Parlemen Prancis telah meratifikasi amendemen untuk menambahkan konsep persetujuan ke dalam definisi hukum tentang pemerkosaan dan pelecehan seksual.
Sebelumnya, pemerkosaan atau pelecehan seksual di Prancis didefinisikan sebagai "setiap bentuk penetrasi seksual yang dilakukan dengan kekerasan, paksaan, ancaman, atau unsur kejutan."
Kini, undang-undang baru akan menyatakan bahwa segala tindakan seksual yang dilakukan terhadap orang lain tanpa persetujuan merupakan pemerkosaan.
Perubahan ini adalah hasil dari debat lintas partai yang berlangsung selama bertahun-tahun, yang mendapatkan urgensi baru setelah persidangan kasus pemerkosaan Pelicot tahun lalu. Dalam kasus tersebut, 50 pria dinyatakan bersalah telah memperkosa Gisèle Pelicot saat ia dibius dan tidak sadarkan diri oleh suaminya sendiri, Dominique.
Pembelaan banyak dari para tertuduh bergantung pada fakta bahwa mereka tidak dapat dinyatakan bersalah atas pemerkosaan karena mereka tidak mengetahui bahwa Nyonya Pelicot tidak dalam posisi untuk memberikan persetujuannya. Beberapa pengacara pembela dalam kasus Pelicot karenanya berargumen bahwa tidak mungkin ada kejahatan tanpa adanya niat untuk melakukannya.
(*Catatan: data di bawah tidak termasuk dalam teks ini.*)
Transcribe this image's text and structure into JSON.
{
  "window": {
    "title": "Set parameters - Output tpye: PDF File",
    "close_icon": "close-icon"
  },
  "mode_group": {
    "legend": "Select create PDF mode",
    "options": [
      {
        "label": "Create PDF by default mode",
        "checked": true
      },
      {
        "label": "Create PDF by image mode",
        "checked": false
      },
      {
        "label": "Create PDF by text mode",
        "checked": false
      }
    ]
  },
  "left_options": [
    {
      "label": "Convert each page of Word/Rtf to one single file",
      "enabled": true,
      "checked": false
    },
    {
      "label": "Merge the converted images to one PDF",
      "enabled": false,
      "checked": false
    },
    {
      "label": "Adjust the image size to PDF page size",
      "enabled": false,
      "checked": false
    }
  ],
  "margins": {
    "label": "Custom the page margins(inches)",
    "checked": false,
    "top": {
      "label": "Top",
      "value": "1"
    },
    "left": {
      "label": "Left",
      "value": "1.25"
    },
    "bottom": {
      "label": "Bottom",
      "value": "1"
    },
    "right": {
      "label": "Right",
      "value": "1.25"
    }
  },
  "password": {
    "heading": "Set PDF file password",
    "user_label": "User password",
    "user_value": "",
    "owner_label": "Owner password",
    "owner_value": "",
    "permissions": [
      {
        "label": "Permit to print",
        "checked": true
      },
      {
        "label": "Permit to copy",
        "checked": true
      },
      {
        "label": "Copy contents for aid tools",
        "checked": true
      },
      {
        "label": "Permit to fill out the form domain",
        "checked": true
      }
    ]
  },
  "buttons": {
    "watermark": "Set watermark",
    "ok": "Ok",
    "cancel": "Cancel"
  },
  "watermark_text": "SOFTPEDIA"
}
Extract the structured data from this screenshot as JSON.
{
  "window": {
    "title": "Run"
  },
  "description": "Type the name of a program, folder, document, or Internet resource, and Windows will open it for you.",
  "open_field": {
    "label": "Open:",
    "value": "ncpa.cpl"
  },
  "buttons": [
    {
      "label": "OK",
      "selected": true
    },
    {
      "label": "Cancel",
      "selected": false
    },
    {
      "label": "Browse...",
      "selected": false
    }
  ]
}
Rancangan undang-undang baru ini akan membuat argumen semacam itu lebih sulit dipertahankan, karena menyatakan bahwa persetujuan haruslah "bebas dan inform, spesifik, diberikan sebelumnya, dan dapat ditarik kembali."
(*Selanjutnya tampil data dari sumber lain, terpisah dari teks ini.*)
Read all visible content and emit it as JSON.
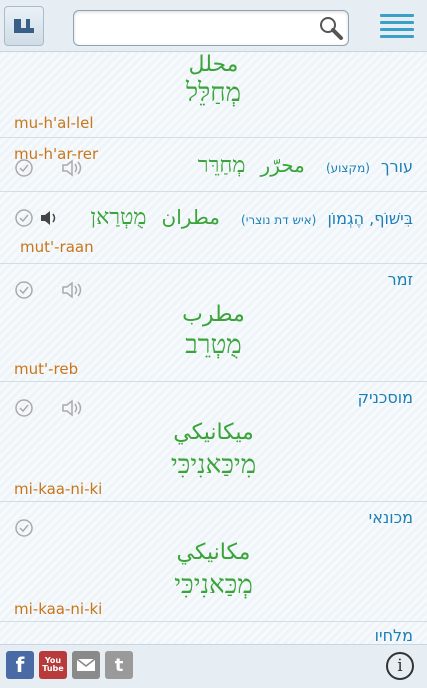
{
  "search": {
    "value": "",
    "placeholder": ""
  },
  "icons": {
    "bookmark": "bookmark-icon",
    "search": "search-icon",
    "menu": "hamburger-menu-icon",
    "check": "check-circle-icon",
    "speaker": "speaker-icon",
    "facebook": "facebook-icon",
    "youtube": "youtube-icon",
    "email": "email-icon",
    "tumblr": "tumblr-icon",
    "info": "info-icon"
  },
  "colors": {
    "hebrew_head": "#1d7fb5",
    "translation_green": "#3aa43a",
    "transliteration": "#c8761a",
    "menu_blue": "#3aa0c8"
  },
  "entries": [
    {
      "arabic": "محلل",
      "hebrew_vocalized": "מְחַלֵּל",
      "transliteration": "mu-h'al-lel"
    },
    {
      "hebrew": "עורך",
      "note": "(מקצוע)",
      "arabic": "محرّر",
      "hebrew_vocalized": "מְחַרֵּר",
      "transliteration": "mu-h'ar-rer"
    },
    {
      "hebrew": "בִּישׁוֹף, הֶגְמוֹן",
      "note": "(איש דת נוצרי)",
      "arabic": "مطران",
      "hebrew_vocalized": "מֻטְרַאן",
      "transliteration": "mut'-raan"
    },
    {
      "hebrew": "זמר",
      "arabic": "مطرب",
      "hebrew_vocalized": "מֻטְרֵב",
      "transliteration": "mut'-reb"
    },
    {
      "hebrew": "מוסכניק",
      "arabic": "ميكانيكي",
      "hebrew_vocalized": "מִיכַּאנִיכִּי",
      "transliteration": "mi-kaa-ni-ki"
    },
    {
      "hebrew": "מכונאי",
      "arabic": "مكانيكي",
      "hebrew_vocalized": "מְכַּאנִיכִּי",
      "transliteration": "mi-kaa-ni-ki"
    },
    {
      "hebrew": "מלחיו"
    }
  ],
  "footer": {
    "info_label": "i",
    "youtube_label": "You Tube",
    "tumblr_label": "t"
  }
}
Undang-undang kini menyatakan bahwa persetujuan harus dinilai sesuai dengan keadaan, dan mencatat bahwa persetujuan tidak dapat disimpulkan dari "diam atau tidak adanya reaksi."
"Tidak ada persetujuan jika tindakan seksual dilakukan melalui kekerasan, paksaan, ancaman, atau kejutan, apapun sifatnya," bunyi teks tersebut.
Kedua anggota parlemen yang merancang amendemen tersebut—Marie-Charlotte Garin dari Partai Hijau dan Véronique Riotton dari kubu tengah—menyatakan bahwa sebuah "kemenangan bersejarah" telah tercapai dan menyambutnya sebagai "langkah maju yang signifikan dalam perang melawan kekerasan seksual."
Sebagian kritikus terhadap amendemen ini berargumen bahwa hal ini akan mengubah hubungan seksual menjadi "kontrak." Yang lain khawatir bahwa perubahan ini dapat memaksa korban pemerkosaan untuk membuktikan bahwa mereka tidak memberikan persetujuan.
Namun, Mahkamah Agung administratif Prancis, Conseil d’État, pada bulan Maret lalu mendukung amendemen ini, dengan menyatakan bahwa hal ini akan "dengan jelas menyatakan… bahwa kekerasan seksual melanggar prinsip fundamental kebebasan pribadi dan seksual setiap orang."
Versi awal dari RUU ini telah diadopsi oleh Majelis Rendah pada bulan April. Perjalanannya sempat tertunda oleh gejolak politik yang tengah terjadi di Prancis, tetapi pada hari Rabu, Senat secara definitif mengadopsi RUU tersebut dengan 327 suara mendukung dan 15 suara abstain. RUU lalu kembali ke parlemen, yang kemudian memberikan persetujuan final.
Tahun lalu, senator dari Partai Hijau Mélanie Vogel berpendapat bahwa meskipun masyarakat "telah menerima fakta bahwa perbedaan antara hubungan seks dan pemerkosaan adalah persetujuan," hukum pidana belum mengikutinya.
"Ini adalah langkah maju yang bersejarah, mengikuti jejak beberapa negara Eropa lainnya," ujar Lola Schulmann, petugas advokasi di Amnesty International Prancis, kepada AFP pada hari Rabu.
Swedia, Jerman, dan Spanyol adalah di antara negara-negara Eropa yang telah memiliki undang-undang pemerkosaan berbasis persetujuan.